Tuesday, December 31, 2019

Always be proud of your accomplishments but never be too proud to stop learning. A clean slate is what tomorrow brings and you’ve gotta paint the fuck out of that bitch too, so go be your best selves.
--Twitter, June 2, 2019

Thursday, November 14, 2019

One of my biggest fears is pouring milk out and it being chunky.
--Twitter, video, August 28, 2018

Monday, November 11, 2019

I need to become a panda mother, where I’d go and sit with baby pandas and teach them how to balance a checkbook and land triple lutzes and stuff.
--Twitter, August 8, 2019

Thursday, October 31, 2019

This moment when there are technical glitches with the computers and things like that are so uncomfortable, when you're the one left out on the ice, it's kind of like you're the one who showed up to grade school wearing a Halloween costume and no one else has one on. And everyone can see you.
--NBCSN, Skate America, men's free skate, October 18, 2019

Saturday, October 12, 2019

I think Tupperware is the devil's handiwork.
--Twitter, video, October 4, 2018

Sunday, October 6, 2019

As introspective as one may be, you really only know yourself when instagram suggests things you may enjoy. Hot dudes, Herm├Ęs & skateboards?
--Twitter, August 22, 2017

Wednesday, October 2, 2019

You want grandma to be happy when she's into her third whiskey and those shoes are off.
--Food Network, Wedding Cake Championship, Season 2, Ep. 4, June 24, 2019
(on the importance of choosing the right wedding cake)

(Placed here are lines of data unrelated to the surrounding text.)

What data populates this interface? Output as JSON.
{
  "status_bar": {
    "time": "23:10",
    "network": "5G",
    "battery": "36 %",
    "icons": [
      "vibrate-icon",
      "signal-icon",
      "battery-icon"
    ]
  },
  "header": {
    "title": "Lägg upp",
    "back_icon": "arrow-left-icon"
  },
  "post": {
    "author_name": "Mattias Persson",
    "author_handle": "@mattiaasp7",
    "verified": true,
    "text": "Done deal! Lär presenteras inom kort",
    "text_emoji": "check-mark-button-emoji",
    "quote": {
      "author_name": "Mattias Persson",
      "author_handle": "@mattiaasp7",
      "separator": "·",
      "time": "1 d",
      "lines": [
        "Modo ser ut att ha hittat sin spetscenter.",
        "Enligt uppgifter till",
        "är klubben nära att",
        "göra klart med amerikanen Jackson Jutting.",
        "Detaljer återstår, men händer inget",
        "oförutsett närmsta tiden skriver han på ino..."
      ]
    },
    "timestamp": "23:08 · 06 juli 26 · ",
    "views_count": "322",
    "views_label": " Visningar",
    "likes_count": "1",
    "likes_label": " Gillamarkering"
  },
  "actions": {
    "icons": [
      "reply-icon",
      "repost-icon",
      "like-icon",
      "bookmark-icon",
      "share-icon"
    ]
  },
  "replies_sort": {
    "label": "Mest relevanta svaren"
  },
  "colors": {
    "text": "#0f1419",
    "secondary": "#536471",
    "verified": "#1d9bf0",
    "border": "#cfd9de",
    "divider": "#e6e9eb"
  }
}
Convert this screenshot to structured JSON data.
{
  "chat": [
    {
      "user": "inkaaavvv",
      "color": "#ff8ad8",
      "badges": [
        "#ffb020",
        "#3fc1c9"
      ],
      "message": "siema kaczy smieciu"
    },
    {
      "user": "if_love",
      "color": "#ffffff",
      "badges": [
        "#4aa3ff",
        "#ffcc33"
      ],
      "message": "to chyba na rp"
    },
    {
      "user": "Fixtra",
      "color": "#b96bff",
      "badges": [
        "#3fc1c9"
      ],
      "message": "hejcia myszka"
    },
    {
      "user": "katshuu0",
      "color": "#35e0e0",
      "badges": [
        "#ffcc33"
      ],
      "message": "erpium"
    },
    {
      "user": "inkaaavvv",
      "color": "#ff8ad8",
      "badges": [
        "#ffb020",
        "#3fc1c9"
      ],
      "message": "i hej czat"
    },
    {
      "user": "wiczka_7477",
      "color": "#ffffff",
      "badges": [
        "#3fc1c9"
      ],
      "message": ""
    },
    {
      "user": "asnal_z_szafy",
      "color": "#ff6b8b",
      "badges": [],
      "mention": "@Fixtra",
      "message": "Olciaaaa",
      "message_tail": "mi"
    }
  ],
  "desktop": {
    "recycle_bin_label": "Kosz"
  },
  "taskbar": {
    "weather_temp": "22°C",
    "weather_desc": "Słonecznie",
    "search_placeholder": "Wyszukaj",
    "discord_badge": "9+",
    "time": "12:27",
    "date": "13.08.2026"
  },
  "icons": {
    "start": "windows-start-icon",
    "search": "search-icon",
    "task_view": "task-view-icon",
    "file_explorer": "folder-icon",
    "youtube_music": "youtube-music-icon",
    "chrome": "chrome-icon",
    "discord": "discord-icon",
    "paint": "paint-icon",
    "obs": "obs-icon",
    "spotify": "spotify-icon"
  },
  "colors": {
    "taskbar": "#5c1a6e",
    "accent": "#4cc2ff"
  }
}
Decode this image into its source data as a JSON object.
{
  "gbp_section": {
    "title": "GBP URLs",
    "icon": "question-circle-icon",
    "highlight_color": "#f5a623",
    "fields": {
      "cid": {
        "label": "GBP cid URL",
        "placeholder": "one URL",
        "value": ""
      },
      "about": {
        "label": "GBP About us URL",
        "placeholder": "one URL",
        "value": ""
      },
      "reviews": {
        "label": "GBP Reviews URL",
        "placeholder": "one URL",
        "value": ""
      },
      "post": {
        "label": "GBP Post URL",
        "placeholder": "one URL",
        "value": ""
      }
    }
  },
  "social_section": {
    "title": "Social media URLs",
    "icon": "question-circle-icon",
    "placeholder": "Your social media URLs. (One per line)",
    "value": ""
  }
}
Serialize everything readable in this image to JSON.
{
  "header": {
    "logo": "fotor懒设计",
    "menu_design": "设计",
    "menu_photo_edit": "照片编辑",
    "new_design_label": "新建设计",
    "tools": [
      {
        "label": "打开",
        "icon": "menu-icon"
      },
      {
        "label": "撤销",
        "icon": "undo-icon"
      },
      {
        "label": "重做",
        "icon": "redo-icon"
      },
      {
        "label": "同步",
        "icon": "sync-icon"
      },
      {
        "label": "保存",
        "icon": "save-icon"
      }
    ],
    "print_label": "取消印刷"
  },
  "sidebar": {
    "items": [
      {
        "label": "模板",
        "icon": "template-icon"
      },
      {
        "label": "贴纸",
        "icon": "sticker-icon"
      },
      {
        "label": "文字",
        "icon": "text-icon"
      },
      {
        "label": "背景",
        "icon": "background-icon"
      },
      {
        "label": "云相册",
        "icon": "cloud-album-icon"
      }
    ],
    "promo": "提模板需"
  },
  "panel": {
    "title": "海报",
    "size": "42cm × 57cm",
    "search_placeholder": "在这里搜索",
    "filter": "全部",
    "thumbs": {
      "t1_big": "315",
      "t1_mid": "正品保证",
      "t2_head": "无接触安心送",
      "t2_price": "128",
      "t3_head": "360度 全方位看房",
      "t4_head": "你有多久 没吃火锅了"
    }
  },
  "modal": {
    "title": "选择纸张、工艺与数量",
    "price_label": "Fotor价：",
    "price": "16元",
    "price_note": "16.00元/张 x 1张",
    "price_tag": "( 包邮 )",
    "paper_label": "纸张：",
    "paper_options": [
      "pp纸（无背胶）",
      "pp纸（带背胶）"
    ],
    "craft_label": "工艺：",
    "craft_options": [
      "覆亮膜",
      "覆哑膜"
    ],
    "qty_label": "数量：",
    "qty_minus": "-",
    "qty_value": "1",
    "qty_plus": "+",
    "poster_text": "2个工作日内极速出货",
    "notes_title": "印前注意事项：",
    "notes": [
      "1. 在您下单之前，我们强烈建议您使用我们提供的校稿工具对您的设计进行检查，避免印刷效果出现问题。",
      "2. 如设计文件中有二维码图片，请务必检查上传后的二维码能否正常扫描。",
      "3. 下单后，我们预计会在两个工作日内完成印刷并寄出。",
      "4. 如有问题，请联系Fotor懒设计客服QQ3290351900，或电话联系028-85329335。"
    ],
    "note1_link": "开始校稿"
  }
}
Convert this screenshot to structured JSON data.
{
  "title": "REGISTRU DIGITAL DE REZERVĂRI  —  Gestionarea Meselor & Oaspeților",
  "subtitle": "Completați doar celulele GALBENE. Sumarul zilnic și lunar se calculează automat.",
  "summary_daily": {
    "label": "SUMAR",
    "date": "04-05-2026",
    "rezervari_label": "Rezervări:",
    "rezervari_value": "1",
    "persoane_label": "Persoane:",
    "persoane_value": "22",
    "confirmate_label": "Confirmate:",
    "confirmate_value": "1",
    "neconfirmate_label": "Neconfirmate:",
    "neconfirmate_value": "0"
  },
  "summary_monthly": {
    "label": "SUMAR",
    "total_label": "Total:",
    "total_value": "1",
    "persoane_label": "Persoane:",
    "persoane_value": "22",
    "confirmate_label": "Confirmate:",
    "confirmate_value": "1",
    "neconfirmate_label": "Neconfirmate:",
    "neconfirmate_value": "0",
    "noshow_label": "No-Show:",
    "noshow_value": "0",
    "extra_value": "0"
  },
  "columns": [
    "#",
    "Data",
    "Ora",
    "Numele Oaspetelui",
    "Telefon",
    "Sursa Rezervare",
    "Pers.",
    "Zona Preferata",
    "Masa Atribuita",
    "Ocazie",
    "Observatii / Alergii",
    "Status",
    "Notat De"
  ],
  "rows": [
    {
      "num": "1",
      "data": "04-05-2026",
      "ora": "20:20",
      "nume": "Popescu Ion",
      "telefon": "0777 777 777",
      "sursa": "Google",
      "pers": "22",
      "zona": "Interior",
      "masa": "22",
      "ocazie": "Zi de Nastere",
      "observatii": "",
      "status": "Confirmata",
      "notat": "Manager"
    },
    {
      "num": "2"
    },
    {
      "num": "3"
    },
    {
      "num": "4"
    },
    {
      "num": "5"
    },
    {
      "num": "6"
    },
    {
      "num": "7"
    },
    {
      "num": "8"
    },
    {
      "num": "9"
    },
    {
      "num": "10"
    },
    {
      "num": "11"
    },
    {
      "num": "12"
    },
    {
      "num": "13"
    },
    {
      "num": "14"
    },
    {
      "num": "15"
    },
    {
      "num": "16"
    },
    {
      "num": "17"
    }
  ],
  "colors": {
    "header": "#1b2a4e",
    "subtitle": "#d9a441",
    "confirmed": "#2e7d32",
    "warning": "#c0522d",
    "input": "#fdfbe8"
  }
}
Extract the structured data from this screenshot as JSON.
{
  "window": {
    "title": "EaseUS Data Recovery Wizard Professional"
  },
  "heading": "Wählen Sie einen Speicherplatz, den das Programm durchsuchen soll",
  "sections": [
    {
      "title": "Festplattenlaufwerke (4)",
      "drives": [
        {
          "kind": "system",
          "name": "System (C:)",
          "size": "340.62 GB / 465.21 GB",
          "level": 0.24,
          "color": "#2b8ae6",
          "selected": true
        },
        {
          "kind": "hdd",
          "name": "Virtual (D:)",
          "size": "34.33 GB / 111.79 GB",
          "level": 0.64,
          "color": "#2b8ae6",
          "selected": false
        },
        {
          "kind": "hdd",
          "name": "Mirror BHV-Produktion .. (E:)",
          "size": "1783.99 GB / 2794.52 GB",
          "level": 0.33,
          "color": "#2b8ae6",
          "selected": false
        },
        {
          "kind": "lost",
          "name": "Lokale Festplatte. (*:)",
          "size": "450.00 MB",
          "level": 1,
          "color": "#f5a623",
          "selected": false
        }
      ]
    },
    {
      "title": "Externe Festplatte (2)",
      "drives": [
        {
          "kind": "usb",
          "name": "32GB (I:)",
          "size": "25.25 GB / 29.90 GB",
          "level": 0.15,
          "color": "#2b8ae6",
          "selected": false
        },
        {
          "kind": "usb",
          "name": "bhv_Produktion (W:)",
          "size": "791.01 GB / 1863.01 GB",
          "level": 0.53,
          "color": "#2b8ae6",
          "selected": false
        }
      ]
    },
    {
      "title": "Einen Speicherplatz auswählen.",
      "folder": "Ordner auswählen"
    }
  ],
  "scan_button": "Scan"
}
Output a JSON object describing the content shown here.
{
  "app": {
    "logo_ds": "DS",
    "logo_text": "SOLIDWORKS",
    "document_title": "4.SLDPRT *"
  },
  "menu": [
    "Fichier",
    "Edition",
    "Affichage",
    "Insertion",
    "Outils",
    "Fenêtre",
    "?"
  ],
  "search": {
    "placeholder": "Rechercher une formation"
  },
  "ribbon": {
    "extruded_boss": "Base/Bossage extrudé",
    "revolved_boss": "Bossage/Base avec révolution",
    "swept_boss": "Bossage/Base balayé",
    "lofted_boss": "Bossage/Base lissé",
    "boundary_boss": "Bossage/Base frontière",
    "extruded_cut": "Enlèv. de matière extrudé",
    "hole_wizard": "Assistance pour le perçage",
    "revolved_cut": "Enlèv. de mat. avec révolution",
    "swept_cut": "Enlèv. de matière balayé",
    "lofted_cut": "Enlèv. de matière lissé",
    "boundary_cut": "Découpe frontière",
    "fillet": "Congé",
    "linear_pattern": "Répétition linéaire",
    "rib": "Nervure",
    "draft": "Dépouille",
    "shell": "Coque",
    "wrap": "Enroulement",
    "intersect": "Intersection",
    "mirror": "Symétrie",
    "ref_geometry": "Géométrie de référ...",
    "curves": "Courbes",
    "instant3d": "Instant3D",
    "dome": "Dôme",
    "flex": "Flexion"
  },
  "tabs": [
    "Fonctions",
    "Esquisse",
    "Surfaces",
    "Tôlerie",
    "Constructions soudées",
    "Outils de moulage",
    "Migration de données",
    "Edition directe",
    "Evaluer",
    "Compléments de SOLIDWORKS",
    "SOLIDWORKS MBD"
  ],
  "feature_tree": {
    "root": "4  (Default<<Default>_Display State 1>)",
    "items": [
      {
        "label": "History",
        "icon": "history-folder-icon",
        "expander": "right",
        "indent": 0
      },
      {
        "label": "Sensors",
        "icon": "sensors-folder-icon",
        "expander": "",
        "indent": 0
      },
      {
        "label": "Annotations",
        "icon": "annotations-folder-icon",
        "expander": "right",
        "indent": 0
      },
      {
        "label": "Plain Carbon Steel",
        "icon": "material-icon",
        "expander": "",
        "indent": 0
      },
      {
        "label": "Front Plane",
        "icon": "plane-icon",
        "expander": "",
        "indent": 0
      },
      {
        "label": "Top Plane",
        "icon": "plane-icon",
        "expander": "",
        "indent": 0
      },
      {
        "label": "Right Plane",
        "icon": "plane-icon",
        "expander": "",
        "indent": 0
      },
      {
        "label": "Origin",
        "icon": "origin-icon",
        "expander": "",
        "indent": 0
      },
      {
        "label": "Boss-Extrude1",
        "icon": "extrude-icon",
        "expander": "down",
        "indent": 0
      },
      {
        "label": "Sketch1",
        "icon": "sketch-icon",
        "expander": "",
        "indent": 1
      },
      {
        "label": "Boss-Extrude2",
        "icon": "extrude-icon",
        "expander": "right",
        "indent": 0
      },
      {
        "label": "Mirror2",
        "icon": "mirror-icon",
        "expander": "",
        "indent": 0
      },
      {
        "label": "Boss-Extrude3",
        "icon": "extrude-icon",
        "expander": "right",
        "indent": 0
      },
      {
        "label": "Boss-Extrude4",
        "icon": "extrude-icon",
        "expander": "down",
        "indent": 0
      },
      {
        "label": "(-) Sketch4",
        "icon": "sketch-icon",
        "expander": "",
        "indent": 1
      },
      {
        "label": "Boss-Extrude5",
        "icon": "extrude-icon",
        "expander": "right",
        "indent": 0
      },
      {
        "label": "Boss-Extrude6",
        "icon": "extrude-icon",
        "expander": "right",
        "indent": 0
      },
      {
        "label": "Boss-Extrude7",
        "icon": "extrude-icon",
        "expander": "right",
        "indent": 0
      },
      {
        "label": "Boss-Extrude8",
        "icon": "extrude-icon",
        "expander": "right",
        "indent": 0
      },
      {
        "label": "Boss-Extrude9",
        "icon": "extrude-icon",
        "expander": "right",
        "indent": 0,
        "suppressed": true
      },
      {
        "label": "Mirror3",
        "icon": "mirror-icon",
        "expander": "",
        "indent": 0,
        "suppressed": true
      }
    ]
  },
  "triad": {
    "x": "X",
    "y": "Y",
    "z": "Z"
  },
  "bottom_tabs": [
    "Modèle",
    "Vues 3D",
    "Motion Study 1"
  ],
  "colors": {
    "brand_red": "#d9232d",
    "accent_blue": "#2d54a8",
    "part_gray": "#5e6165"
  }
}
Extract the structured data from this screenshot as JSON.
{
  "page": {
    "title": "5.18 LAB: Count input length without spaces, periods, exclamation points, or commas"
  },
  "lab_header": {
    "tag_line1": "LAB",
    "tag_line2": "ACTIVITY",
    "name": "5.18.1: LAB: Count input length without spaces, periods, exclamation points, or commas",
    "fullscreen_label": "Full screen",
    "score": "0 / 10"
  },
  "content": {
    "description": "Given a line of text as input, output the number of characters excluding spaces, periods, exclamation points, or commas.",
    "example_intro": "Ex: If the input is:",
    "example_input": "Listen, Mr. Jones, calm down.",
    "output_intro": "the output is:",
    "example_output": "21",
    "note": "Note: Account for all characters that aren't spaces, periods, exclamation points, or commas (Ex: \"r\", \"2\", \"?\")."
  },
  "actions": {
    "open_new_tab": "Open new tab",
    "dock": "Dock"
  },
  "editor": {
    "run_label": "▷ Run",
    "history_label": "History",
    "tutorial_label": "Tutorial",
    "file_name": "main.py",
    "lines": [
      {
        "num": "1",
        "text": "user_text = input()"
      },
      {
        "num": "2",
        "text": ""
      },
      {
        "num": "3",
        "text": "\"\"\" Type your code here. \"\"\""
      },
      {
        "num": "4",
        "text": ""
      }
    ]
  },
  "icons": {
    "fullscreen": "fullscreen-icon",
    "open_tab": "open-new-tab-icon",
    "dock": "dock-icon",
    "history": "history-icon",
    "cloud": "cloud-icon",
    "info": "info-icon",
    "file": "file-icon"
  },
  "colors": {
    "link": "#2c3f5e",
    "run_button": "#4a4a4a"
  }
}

Monday, September 23, 2019

The layers of judgement in our world are plenty, but I so prefer believing people are good, before I judge them for being being bad. Give each other a chance. There is no normal and there is no weird. Just be and let everyone around you be too.
--Twitter, September 21, 2019

Saturday, August 10, 2019

I'll tell you what, calling comcast and Xfinity every few days for the last month and giving them an average of 40 minutes of my life per call, having at least four expert technicians come to my home and still nobody can help me makes me want to go full Amish and forget the tech.
--Twitter, August 7, 2019

Saturday, May 25, 2019

In related news tonight, Johnny Weir was found nesting like a goose in a dark corner of a Waffle House while crying and playing a kazoo. His expected recovery time is unknown.
--Twitter, May 17, 2019

Friday, May 10, 2019

There's something wonderfully floaty about his technique....It's almost like he's bouncing from marshmallow to marshmallow.
--NBCSN, 2019 World's Figure Skating Championship, broadcast of men's free skate, March 23, 2019
(about Russian skater Mikhail Kolyada's combination jumps)

Tuesday, May 7, 2019

If you're comfortable with an uneven paper towel tear, you're a psychopath and I can't be your friend.
--Twitter, video, October 5, 2018

Sunday, May 5, 2019

Just a couple words about rain shower faucets in your shower: One, they will drown you as soon as look at you. Two, without doing a handstand, you'll never really get a proper rinse on your nethers. Just sayin'.
--Twitter, video, March 22, 2019

Saturday, May 4, 2019

Someone told me I’m supposed to feed my rose bushes. What do they eat? Like...local children? Whipped cream? Sharks?
--Twitter, April 23 2019

Sunday, March 24, 2019

He was moving his head up and down and side to side a lot, almost like an agitated pigeon. 
--NBCSN, 2019 World Figure Skating Championships, men's short program, March 21, 2019
(on Russian skater Mikhail Kolyada's short program)

Sunday, November 4, 2018

So I'm in my new house, cleaning, and a fly got in somehow. And please riddle me this: Have you ever chased a fly with an entire vacuum cleaner simply because you had nothing else to kill it with?